Les plus anciens de mes lecteurs s’en souviennent : à ses débuts, ce blog, consacré essentiellement au roman, exprimait volontiers une certaine méfiance pour le romanesque, doublée d’un intérêt pour ce qui, tout en s’inscrivant dans le genre, le débordait et par là le remettait en question. Puis le temps a passé et on a pu voir s’esquisser au fil de mes articles une réhabilitation du roman en tant que tel, et du privilège qu’il accorde à l’imaginaire. La raison ? Sans doute mon peu de goût pour ce qui prétend souvent lui succéder : une forme de bavardage où se mêlent autobiographie, essai, témoignage, dans une fascination pour les choses à dire et un désintérêt trop évident pour les manières de dire. Je ne voyais pas la remise en cause comme ça. Pour déborder le cadre, encore faut-il qu’il y en ait un.
Amours, mariages et quête
Tout cela pour en venir au nouveau roman de Paule Darmon, lequel met le romanesque le plus délibéré au service d’une critique indirecte et subtile du genre.
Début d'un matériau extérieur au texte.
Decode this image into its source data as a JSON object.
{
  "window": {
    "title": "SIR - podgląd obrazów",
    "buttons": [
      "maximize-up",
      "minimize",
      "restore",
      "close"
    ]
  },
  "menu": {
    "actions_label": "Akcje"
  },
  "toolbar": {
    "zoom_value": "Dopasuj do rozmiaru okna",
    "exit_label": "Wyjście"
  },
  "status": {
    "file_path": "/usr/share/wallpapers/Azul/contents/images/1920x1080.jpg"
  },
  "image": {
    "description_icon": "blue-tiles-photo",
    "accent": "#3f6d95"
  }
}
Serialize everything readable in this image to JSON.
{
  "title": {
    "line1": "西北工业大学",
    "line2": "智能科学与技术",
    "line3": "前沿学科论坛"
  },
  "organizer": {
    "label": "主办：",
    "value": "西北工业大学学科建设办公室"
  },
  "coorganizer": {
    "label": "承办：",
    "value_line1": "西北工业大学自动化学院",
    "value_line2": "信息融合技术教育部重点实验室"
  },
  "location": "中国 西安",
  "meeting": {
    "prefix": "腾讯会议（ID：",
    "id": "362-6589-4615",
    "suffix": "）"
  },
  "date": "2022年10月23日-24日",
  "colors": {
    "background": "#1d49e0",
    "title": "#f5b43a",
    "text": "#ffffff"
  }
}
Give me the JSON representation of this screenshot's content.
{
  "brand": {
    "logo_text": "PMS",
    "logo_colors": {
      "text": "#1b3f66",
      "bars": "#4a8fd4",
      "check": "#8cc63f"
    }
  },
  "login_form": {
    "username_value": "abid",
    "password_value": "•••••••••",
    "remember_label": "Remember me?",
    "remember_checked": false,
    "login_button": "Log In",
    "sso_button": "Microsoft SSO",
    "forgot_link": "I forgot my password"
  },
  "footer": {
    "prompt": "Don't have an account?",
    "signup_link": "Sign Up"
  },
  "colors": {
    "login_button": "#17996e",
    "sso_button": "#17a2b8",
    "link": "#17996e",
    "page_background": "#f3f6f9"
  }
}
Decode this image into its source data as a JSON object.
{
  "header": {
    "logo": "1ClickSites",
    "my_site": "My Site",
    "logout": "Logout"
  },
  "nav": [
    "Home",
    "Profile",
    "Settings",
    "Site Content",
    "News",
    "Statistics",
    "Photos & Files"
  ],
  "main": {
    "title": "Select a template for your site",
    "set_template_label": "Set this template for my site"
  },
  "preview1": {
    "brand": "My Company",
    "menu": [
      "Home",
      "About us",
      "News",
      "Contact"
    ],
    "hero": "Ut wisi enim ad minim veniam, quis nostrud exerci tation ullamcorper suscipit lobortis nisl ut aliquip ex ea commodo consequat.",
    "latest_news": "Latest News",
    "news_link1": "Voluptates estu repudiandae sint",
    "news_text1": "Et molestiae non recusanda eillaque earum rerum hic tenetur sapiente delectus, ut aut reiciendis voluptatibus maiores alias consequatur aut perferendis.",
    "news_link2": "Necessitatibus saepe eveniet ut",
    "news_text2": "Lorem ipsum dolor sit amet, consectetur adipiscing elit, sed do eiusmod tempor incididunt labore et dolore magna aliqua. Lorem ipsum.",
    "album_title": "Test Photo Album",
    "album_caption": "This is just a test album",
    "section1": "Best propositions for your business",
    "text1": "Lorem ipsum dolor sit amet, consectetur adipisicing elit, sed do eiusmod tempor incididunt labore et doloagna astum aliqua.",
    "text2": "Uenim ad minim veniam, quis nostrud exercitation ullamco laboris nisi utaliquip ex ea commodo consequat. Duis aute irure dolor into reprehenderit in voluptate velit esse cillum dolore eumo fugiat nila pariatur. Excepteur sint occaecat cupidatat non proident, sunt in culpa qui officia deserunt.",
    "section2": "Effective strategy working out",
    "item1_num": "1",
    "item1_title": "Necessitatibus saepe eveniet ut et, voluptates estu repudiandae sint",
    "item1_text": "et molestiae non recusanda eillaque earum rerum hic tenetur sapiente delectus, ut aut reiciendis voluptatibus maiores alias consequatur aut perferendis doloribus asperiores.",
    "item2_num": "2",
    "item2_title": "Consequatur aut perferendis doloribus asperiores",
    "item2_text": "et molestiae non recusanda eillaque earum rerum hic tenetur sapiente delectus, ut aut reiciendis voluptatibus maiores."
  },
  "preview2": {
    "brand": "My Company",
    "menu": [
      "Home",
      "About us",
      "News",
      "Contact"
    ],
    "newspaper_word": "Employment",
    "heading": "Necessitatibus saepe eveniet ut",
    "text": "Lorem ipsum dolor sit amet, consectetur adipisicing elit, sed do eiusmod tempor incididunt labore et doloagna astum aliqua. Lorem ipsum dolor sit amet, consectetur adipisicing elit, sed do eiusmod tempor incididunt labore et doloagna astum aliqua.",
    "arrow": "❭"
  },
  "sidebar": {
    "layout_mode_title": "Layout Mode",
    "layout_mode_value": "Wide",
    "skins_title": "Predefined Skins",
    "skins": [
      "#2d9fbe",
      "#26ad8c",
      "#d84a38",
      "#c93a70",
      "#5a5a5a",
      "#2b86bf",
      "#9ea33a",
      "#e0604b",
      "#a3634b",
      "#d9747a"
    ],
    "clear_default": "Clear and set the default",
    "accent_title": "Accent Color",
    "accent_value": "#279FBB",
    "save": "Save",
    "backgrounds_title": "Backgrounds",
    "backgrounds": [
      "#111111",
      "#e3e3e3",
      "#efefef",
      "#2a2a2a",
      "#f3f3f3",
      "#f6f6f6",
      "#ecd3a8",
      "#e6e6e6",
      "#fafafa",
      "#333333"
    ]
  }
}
En 2022, déjà, Robert de Niro, le Mossad et moi (même éditeur, voir ici) tirait vers la satire au sens premier du mot, dans un jeu plein de fantaisie qui n’empêchait pas une réflexion sur la notion d’identité, juive ou autre. Ici, on se croit d’abord dans un roman, comme on aurait dit jadis, de chez roman… Nous sommes en 1990. La narratrice, Claire, récemment veuve, est venue de New York à Paris pour l’enterrement de sa mère. Elle y tombe sur une carte postale imprimée en Bolivie, qui la représente à Fès, en 1939, âgée de quinze ans. Flash-back… Elle s’ennuyait alors près d’une génitrice célibataire, obsédée par son salon de coiffure et ses amants. Heureusement, elle a rencontré David, juif, riche, beau, et photographe talentueux. Quand elle se trouve enceinte, elle est prête à se convertir. Hélas, les amoureux sont séparés par leurs mères. Claire et la sienne regagnent l’Algérie, d’où elles étaient venues. La jeune femme y est mariée précipitamment à un époux catastrophique. Mais celui-ci, lorsque le régime de Vichy s’impose à Alger, saisi de panique, prend la fuite. Tant mieux : Claire rencontre Arthur, séduisant officier américain qui deviendra son deuxième mari et le père de son second fils.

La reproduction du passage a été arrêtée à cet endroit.